Leo P, a very low-mass, isolated galaxy, retains only 5% of its produced oxygen, providing key insights into metal retention efficiency in small galaxies due to star formation feedback.

Contribution

This study quantifies the metal retention in Leo P, a low-mass galaxy, highlighting its low retention rate and offering a benchmark for understanding metal loss in isolated dwarf galaxies.

Findings

Leo P retains about 5% of its oxygen.

75% of retained oxygen is in the gas phase.

Metal retention is lower in low-mass galaxies compared to massive ones.

Abstract

Leo P is a gas-rich dwarf galaxy with an extremely low gas-phase oxygen abundance (3% solar).

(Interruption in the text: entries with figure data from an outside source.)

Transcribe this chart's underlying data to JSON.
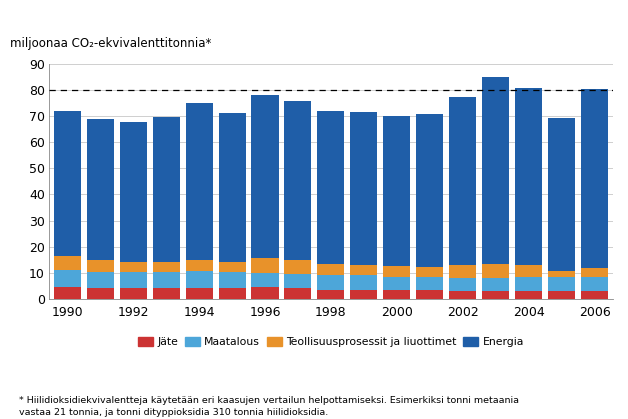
{
  "years": [
    1990,
    1991,
    1992,
    1993,
    1994,
    1995,
    1996,
    1997,
    1998,
    1999,
    2000,
    2001,
    2002,
    2003,
    2004,
    2005,
    2006
  ],
  "jate": [
    4.5,
    4.0,
    4.0,
    4.0,
    4.0,
    4.2,
    4.5,
    4.0,
    3.5,
    3.5,
    3.5,
    3.2,
    3.0,
    3.0,
    3.0,
    2.8,
    2.8
  ],
  "maatalous": [
    6.5,
    6.2,
    6.2,
    6.2,
    6.5,
    6.0,
    5.5,
    5.5,
    5.5,
    5.5,
    5.0,
    5.0,
    5.0,
    5.0,
    5.5,
    5.5,
    5.5
  ],
  "teollisuus": [
    5.5,
    4.8,
    4.0,
    4.0,
    4.5,
    4.0,
    5.5,
    5.5,
    4.5,
    4.0,
    4.0,
    4.0,
    5.0,
    5.5,
    4.5,
    2.5,
    3.5
  ],
  "energia": [
    55.5,
    54.0,
    53.5,
    55.5,
    60.0,
    57.0,
    62.5,
    61.0,
    58.5,
    58.5,
    57.5,
    58.5,
    64.5,
    71.5,
    68.0,
    58.5,
    68.5
  ],
  "colors": {
    "jate": "#cc3333",
    "maatalous": "#4da6d9",
    "teollisuus": "#e8922a",
    "energia": "#1f5ea8"
  },
  "dashed_line_value": 80,
  "ylim": [
    0,
    90
  ],
  "yticks": [
    0,
    10,
    20,
    30,
    40,
    50,
    60,
    70,
    80,
    90
  ],
  "ylabel": "miljoonaa CO₂-ekvivalenttitonnia*",
  "legend_labels": [
    "Jäte",
    "Maatalous",
    "Teollisuusprosessit ja liuottimet",
    "Energia"
  ],
  "footnote": "* Hiilidioksidiekvivalentteja käytetään eri kaasujen vertailun helpottamiseksi. Esimerkiksi tonni metaania\nvastaa 21 tonnia, ja tonni dityppioksidia 310 tonnia hiilidioksidia.",
  "background_color": "#ffffff"
}
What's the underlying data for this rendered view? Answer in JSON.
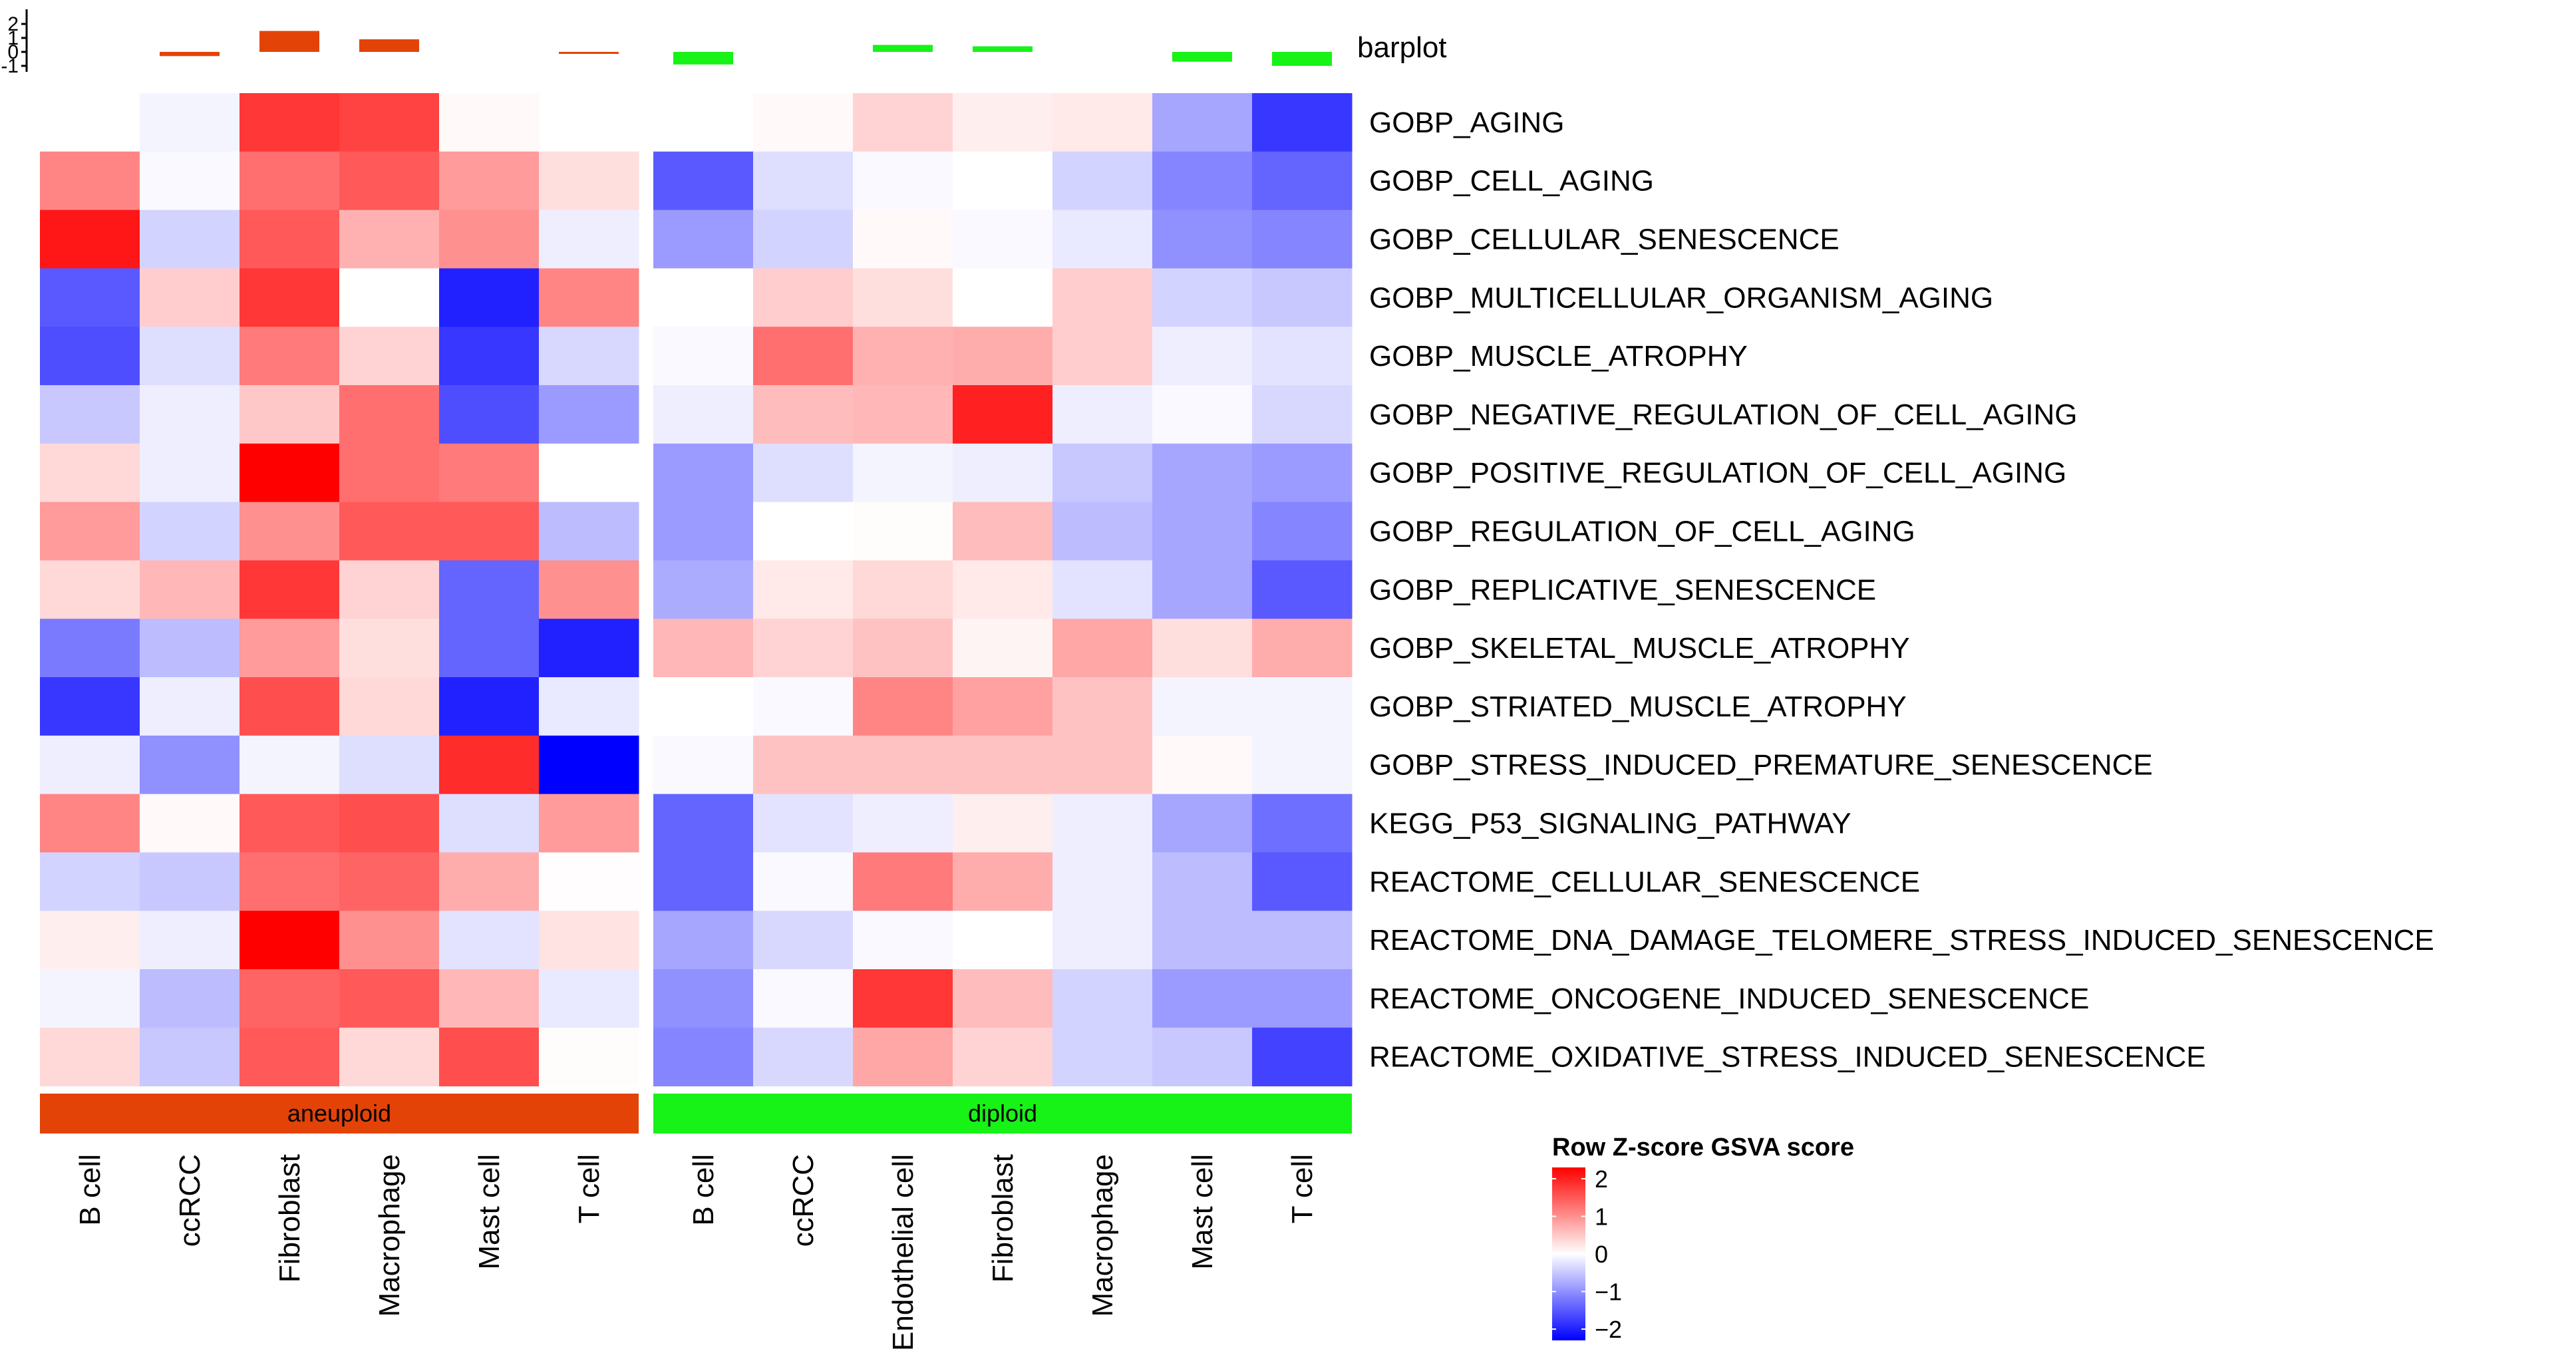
{
  "chart_data": {
    "type": "heatmap",
    "title": "",
    "value_label": "Row Z-score GSVA score",
    "groups": [
      {
        "name": "aneuploid",
        "color": "#E34307",
        "columns": [
          "B cell",
          "ccRCC",
          "Fibroblast",
          "Macrophage",
          "Mast cell",
          "T cell"
        ]
      },
      {
        "name": "diploid",
        "color": "#17F217",
        "columns": [
          "B cell",
          "ccRCC",
          "Endothelial cell",
          "Fibroblast",
          "Macrophage",
          "Mast cell",
          "T cell"
        ]
      }
    ],
    "rows": [
      "GOBP_AGING",
      "GOBP_CELL_AGING",
      "GOBP_CELLULAR_SENESCENCE",
      "GOBP_MULTICELLULAR_ORGANISM_AGING",
      "GOBP_MUSCLE_ATROPHY",
      "GOBP_NEGATIVE_REGULATION_OF_CELL_AGING",
      "GOBP_POSITIVE_REGULATION_OF_CELL_AGING",
      "GOBP_REGULATION_OF_CELL_AGING",
      "GOBP_REPLICATIVE_SENESCENCE",
      "GOBP_SKELETAL_MUSCLE_ATROPHY",
      "GOBP_STRIATED_MUSCLE_ATROPHY",
      "GOBP_STRESS_INDUCED_PREMATURE_SENESCENCE",
      "KEGG_P53_SIGNALING_PATHWAY",
      "REACTOME_CELLULAR_SENESCENCE",
      "REACTOME_DNA_DAMAGE_TELOMERE_STRESS_INDUCED_SENESCENCE",
      "REACTOME_ONCOGENE_INDUCED_SENESCENCE",
      "REACTOME_OXIDATIVE_STRESS_INDUCED_SENESCENCE"
    ],
    "values": [
      [
        null,
        -0.1,
        1.8,
        1.7,
        0.05,
        null,
        null,
        0.05,
        0.4,
        0.15,
        0.2,
        -0.8,
        -1.8
      ],
      [
        1.1,
        -0.05,
        1.3,
        1.5,
        0.9,
        0.3,
        -1.5,
        -0.3,
        -0.05,
        0,
        -0.4,
        -1.1,
        -1.4
      ],
      [
        2.1,
        -0.4,
        1.5,
        0.7,
        1.0,
        -0.15,
        -0.9,
        -0.4,
        0.05,
        -0.05,
        -0.2,
        -1.0,
        -1.1
      ],
      [
        -1.5,
        0.45,
        1.8,
        0,
        -2.0,
        1.1,
        0,
        0.45,
        0.3,
        0,
        0.45,
        -0.4,
        -0.5
      ],
      [
        -1.6,
        -0.3,
        1.2,
        0.4,
        -1.8,
        -0.35,
        -0.05,
        1.3,
        0.7,
        0.75,
        0.45,
        -0.15,
        -0.25
      ],
      [
        -0.5,
        -0.15,
        0.5,
        1.3,
        -1.6,
        -0.9,
        -0.15,
        0.6,
        0.65,
        2.0,
        -0.15,
        -0.05,
        -0.35
      ],
      [
        0.35,
        -0.15,
        2.3,
        1.3,
        1.2,
        0,
        -0.9,
        -0.3,
        -0.1,
        -0.15,
        -0.5,
        -0.8,
        -0.9
      ],
      [
        0.9,
        -0.4,
        1.0,
        1.5,
        1.5,
        -0.6,
        -0.9,
        0,
        0.03,
        0.6,
        -0.6,
        -0.8,
        -1.1
      ],
      [
        0.35,
        0.65,
        1.8,
        0.4,
        -1.4,
        1.0,
        -0.75,
        0.2,
        0.35,
        0.2,
        -0.25,
        -0.8,
        -1.5
      ],
      [
        -1.2,
        -0.6,
        0.9,
        0.3,
        -1.4,
        -2.0,
        0.65,
        0.4,
        0.55,
        0.1,
        0.8,
        0.3,
        0.75
      ],
      [
        -1.8,
        -0.15,
        1.6,
        0.35,
        -2.0,
        -0.2,
        0,
        -0.05,
        1.1,
        0.85,
        0.55,
        -0.1,
        -0.1
      ],
      [
        -0.15,
        -1.0,
        -0.1,
        -0.3,
        1.9,
        -2.4,
        -0.05,
        0.55,
        0.55,
        0.55,
        0.55,
        0.05,
        -0.1
      ],
      [
        1.1,
        0.05,
        1.5,
        1.6,
        -0.3,
        0.9,
        -1.4,
        -0.25,
        -0.15,
        0.15,
        -0.15,
        -0.8,
        -1.3
      ],
      [
        -0.4,
        -0.5,
        1.3,
        1.4,
        0.75,
        0.02,
        -1.4,
        -0.05,
        1.2,
        0.75,
        -0.15,
        -0.6,
        -1.5
      ],
      [
        0.15,
        -0.15,
        2.5,
        1.0,
        -0.25,
        0.25,
        -0.8,
        -0.35,
        -0.05,
        0,
        -0.15,
        -0.6,
        -0.6
      ],
      [
        -0.1,
        -0.6,
        1.4,
        1.5,
        0.65,
        -0.2,
        -1.0,
        -0.05,
        1.8,
        0.6,
        -0.4,
        -0.9,
        -0.9
      ],
      [
        0.35,
        -0.5,
        1.5,
        0.35,
        1.6,
        0.03,
        -1.1,
        -0.35,
        0.8,
        0.4,
        -0.4,
        -0.5,
        -1.7
      ]
    ],
    "barplot": {
      "label": "barplot",
      "values": [
        null,
        -0.3,
        1.5,
        0.9,
        null,
        -0.1,
        -0.9,
        null,
        0.5,
        0.4,
        null,
        -0.7,
        -1.0
      ],
      "ylim": [
        -1,
        2
      ],
      "ticks": [
        "2",
        "1",
        "0",
        "-1"
      ]
    },
    "legend": {
      "title": "Row Z-score GSVA score",
      "range": [
        -2.3,
        2.3
      ],
      "tick_values": [
        2,
        1,
        0,
        -1,
        -2
      ],
      "tick_labels": [
        "2",
        "1",
        "0",
        "−1",
        "−2"
      ],
      "colors": {
        "low": "#0000FF",
        "mid": "#FFFFFF",
        "high": "#FF0000"
      }
    }
  }
}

The isolated nature of Leo P enables a quantitative measurement of metals lost solely due to star formation feedback. We present an inventory of the oxygen atoms in Leo P based on the gas-phase oxygen abundance measurement, the star formation history, and the chemical enrichment evolution derived from resolved stellar populations. The star formation history also provides the total amount of oxygen produced. Overall, Leo P has retained 5 % of its oxygen; 25% of the retained oxygen is in the stars while 75% is in the gas phase. This is considerably lower than the 20-25% calculated for massive galaxies, supporting the trend for less efficient metal retention for lower mass galaxies. The retention fraction is higher than that calculated for other alpha elements (Mg, Si, Ca) in dSph Milky Way satellites of similar stellar mass and metallicity. Accounting only for the oxygen retained in stars, our results are consistent with those derived for the alpha elements in dSph galaxies. Thus, under the assumption that the dSph galaxies lost the bulk of their gas mass through an environmental process such as tidal stripping, the estimates of retained metal fractions represent underestimates by roughly a factor of four. Because of its isolation, Leo P provides an important datum for the fraction of metals lost as a function of galaxy mass due to star formation.